I have a MySQL database that contains all the words in the standard English alphabet, which I am using to create a simple Scrabble word generator. The database is separated into 26 tables: one for each letter in the alphabet. Each table contains two columns:
In my application, the user enters in any number of letters into a textbox (indicating their tiles) and I query the database using this code:
// this is looped over 26 times, and $char is a letter between 'A' and 'Z'
// check if the user entered in character $char or a blank tile (signified by ? in app)
// this check prevents me from having to query useless tables
if (in_array($char, $lettersArray) || $blanks)
{
// if so, select all words that have a length that's possible to make
$query = 'SELECT Word FROM '.$char.'Words WHERE Length <= '.strlen($letters);
$result = $db->query($query);
$num_results = $result->num_rows;
for ($j = 0; $j < $num_results; $j++)
{
// determine if it's possible to create word based on letters input
// if so, perform appropriate code
}
}
Everything is working, but my application takes a long time compared to the competition (theoretical competition, that is; this is more of a learning project I created for myself and I doubt I'll release it on the internet), despite the fact the application is on my local computer. I tried used the automatic optimization feature of phpMyAdmin, but that provided no noticeable speed increase.
I don't think the performance problem is really the database. The structure of your data store is going to have the most significant impact on the performance of your algorithm.
One fairly easy-to-understand approach to the problem would be to handle the problem as anagrams. You could alphabetize all of the letters in each of your words, and store that as a column with an index on it.
word dorw
-------- -------
DALE ADEL
LEAD ADEL
LED DEL
HELLO EHLLO
HELP EHLP
Then, given a set of letters, you could query the database for all matching anagrams.
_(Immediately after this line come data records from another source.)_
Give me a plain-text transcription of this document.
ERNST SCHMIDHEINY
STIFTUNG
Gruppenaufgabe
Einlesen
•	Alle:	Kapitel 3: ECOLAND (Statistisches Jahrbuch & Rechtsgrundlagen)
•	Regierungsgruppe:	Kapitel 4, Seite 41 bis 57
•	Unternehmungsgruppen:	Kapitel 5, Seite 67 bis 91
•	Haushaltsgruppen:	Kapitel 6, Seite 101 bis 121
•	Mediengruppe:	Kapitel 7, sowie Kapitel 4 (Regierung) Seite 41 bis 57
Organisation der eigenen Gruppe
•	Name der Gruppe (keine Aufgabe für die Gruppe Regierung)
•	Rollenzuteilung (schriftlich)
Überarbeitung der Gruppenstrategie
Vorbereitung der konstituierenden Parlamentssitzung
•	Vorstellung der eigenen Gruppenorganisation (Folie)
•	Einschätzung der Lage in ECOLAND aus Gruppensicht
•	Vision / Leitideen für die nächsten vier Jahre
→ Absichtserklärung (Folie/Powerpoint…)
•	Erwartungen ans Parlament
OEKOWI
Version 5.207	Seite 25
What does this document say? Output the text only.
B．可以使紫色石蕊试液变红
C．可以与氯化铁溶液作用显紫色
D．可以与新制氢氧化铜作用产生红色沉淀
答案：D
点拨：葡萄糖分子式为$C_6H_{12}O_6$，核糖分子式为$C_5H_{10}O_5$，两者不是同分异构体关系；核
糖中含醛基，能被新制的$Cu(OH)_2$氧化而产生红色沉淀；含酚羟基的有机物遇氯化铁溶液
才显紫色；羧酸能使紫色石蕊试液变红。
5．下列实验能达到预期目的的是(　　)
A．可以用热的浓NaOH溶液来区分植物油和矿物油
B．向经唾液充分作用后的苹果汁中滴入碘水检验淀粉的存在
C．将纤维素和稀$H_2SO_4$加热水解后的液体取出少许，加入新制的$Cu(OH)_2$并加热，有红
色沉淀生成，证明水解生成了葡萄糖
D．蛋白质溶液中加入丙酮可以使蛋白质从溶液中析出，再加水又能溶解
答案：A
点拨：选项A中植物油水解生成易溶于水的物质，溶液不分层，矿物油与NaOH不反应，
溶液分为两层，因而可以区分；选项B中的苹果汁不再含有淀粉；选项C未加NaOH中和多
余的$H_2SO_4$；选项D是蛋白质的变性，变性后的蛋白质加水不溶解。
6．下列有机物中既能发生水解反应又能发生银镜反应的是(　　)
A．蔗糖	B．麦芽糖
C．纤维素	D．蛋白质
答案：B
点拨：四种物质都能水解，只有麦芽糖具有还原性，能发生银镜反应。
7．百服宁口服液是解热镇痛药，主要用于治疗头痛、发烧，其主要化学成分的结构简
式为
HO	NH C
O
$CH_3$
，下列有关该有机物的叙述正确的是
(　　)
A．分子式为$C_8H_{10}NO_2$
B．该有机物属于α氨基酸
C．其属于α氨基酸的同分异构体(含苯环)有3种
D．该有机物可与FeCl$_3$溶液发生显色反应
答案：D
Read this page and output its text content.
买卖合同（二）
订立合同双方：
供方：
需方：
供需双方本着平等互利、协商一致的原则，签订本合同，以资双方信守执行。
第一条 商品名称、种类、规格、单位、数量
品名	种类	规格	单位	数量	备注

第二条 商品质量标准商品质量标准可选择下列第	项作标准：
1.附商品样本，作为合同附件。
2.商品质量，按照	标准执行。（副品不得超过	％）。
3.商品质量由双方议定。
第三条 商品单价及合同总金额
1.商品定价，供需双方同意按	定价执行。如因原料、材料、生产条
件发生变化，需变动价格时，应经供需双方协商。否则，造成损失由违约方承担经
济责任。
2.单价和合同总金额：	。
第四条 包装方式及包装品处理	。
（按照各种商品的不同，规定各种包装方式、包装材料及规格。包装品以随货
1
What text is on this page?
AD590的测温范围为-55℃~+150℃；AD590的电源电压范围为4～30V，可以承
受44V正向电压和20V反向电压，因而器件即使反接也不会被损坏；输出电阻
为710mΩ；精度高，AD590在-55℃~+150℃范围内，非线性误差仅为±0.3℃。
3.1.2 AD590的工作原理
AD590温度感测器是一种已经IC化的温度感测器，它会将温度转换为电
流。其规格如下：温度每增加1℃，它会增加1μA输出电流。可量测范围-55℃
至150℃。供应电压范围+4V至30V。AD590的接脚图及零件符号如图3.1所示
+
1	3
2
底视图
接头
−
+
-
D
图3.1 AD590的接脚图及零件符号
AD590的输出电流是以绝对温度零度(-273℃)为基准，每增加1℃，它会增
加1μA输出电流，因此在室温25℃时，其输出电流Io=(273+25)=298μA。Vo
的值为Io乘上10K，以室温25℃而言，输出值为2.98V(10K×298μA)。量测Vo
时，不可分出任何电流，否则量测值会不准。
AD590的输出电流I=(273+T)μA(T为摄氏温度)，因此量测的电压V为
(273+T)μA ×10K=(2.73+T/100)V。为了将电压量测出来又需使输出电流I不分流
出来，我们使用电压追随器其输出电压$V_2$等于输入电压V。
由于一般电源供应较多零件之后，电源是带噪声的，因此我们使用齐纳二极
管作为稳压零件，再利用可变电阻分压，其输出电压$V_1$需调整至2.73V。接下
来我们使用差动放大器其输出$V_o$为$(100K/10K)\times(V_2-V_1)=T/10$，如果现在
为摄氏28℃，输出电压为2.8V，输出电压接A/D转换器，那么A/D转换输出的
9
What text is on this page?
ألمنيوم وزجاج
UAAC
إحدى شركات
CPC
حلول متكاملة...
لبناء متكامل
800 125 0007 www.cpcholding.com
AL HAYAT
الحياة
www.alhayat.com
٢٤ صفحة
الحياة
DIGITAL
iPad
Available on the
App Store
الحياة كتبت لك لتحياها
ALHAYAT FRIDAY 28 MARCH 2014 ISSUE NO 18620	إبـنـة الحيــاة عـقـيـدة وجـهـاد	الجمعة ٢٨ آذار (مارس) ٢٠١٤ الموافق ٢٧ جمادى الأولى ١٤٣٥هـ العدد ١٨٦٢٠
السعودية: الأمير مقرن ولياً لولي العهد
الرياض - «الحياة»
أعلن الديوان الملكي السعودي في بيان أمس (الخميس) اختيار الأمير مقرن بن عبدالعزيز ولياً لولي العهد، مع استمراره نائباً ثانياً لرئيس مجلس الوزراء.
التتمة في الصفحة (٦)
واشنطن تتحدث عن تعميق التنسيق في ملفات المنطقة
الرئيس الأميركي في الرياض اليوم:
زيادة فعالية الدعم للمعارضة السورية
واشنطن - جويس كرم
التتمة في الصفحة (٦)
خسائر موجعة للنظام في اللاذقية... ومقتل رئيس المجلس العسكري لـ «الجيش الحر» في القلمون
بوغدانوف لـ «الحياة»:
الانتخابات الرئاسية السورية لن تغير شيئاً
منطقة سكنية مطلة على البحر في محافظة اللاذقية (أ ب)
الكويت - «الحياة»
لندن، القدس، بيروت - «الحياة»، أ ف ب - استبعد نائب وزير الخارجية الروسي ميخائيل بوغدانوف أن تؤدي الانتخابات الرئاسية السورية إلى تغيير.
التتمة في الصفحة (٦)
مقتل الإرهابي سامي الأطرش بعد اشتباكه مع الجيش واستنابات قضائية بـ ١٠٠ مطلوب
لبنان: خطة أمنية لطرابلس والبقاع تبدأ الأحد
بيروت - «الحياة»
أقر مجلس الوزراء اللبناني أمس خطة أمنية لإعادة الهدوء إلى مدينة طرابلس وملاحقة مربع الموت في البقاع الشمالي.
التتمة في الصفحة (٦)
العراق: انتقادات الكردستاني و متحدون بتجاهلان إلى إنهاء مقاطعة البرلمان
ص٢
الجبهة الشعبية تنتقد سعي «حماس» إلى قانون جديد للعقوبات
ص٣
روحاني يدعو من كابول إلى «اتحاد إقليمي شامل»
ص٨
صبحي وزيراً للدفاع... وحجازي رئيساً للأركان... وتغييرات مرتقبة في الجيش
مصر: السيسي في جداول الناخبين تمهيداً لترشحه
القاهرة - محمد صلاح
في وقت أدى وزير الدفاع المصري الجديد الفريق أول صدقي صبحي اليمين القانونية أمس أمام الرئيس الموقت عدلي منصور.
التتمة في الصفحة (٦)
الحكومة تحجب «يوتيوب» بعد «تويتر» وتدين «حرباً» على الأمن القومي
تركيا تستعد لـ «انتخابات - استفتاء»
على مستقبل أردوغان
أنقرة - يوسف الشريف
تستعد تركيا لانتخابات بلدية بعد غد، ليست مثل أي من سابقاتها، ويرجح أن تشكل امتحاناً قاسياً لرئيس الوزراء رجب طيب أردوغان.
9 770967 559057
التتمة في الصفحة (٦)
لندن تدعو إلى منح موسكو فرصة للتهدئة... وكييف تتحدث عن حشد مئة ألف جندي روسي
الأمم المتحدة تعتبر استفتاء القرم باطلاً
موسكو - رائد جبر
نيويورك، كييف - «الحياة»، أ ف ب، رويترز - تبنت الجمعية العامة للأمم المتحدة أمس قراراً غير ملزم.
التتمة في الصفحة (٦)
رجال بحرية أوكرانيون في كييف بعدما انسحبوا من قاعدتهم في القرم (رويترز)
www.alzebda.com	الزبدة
Just alphabetize the set of letters passed in, and run a query.
SELECT word FROM dictionary WHERE dorw = 'AERT'
RATE
TARE
TEAR
Then, you could query for subsets of the letters:
SELECT word FROM dictionary WHERE dorw IN ('AER','AET','ART','ERT')
This approach would get you the longest words returned first.
This isn't the most efficient approach, but it's workable.
Handling a "blank" tile is going to be more work, you'd need to substitute a possible letter for it, and checking all 26 possibilities could be done in one query,
If they have letters ABCD and the blank tile, for example...
SELECT word FROM dictionary WHERE dorw IN ('AABCD','ABBCD', 'ABCCD'
, 'ABCDD', 'ABCDE', 'ABCDE', 'ABCDF', ..., 'ABCDZ')
That gets more painful when you start dealing with the subsets...
(In Crossword and Jumble puzzles, there aren't any blank tiles)
So this may not be the most appropriate algorithm for Scrabble.
There are other algorithms that may be more efficient, especially at returning the shorter words first.
One approach is to build a tree.
The root node is a "zero" letter word. As a child of the root node, would be nodes of all one-letter words. Each node would be marked whether it represented a valid word or not. As children of those nodes, you would have all possible three-letter words, again marked as whether it was valid or not.
That will be a lot of nodes. For words up to 12 letters in length, that's a total possible space of 1 + 26 + 26**2 + 26**3 + 26**4 + ...
But you wouldn't need to store every possible node, you'd only store those branches that result in a valid word. You wouldn't have branches below ->Z->Z or ->X->Q
However, you would have a branch under ->X->Y->L, even though XYL is not a word, it would be the beginning of a branch leading to 'XYLOPHONE'
But that's a tree traversal algorithm, which is fundamentally different.
It sounds like you need to learn about indexes. If you created indexes in the database, even if all the data was in one table, it would not be querying" useless letters".
You should provide some more information though, how long a query takes to return a result if you run it from the mysql console, how long it takes to move that result from the database to the PHP engine. You might for example be bringing back a 100 meg result set with each query you are running, if that is the case, limit the results to the first or a number of possible results.
To look at how much data is being returned, manually run one of your queries in the console and see how many records are being returned. If the number is high, the data will take longer to be passed to PHP, but it will also mean your code must iterate through a lot more results. You might want to consider dropping our of the for
loop after you find the first word that can be accepted. If at least one word is possible, don't check it again until another letter is placed.
I know this question is about optimizing your database but if I were doing this I would only read the words from the database once, initialize some data structure and search that structure instead of continually querying the database.
Sorry if this was completely irrelevant.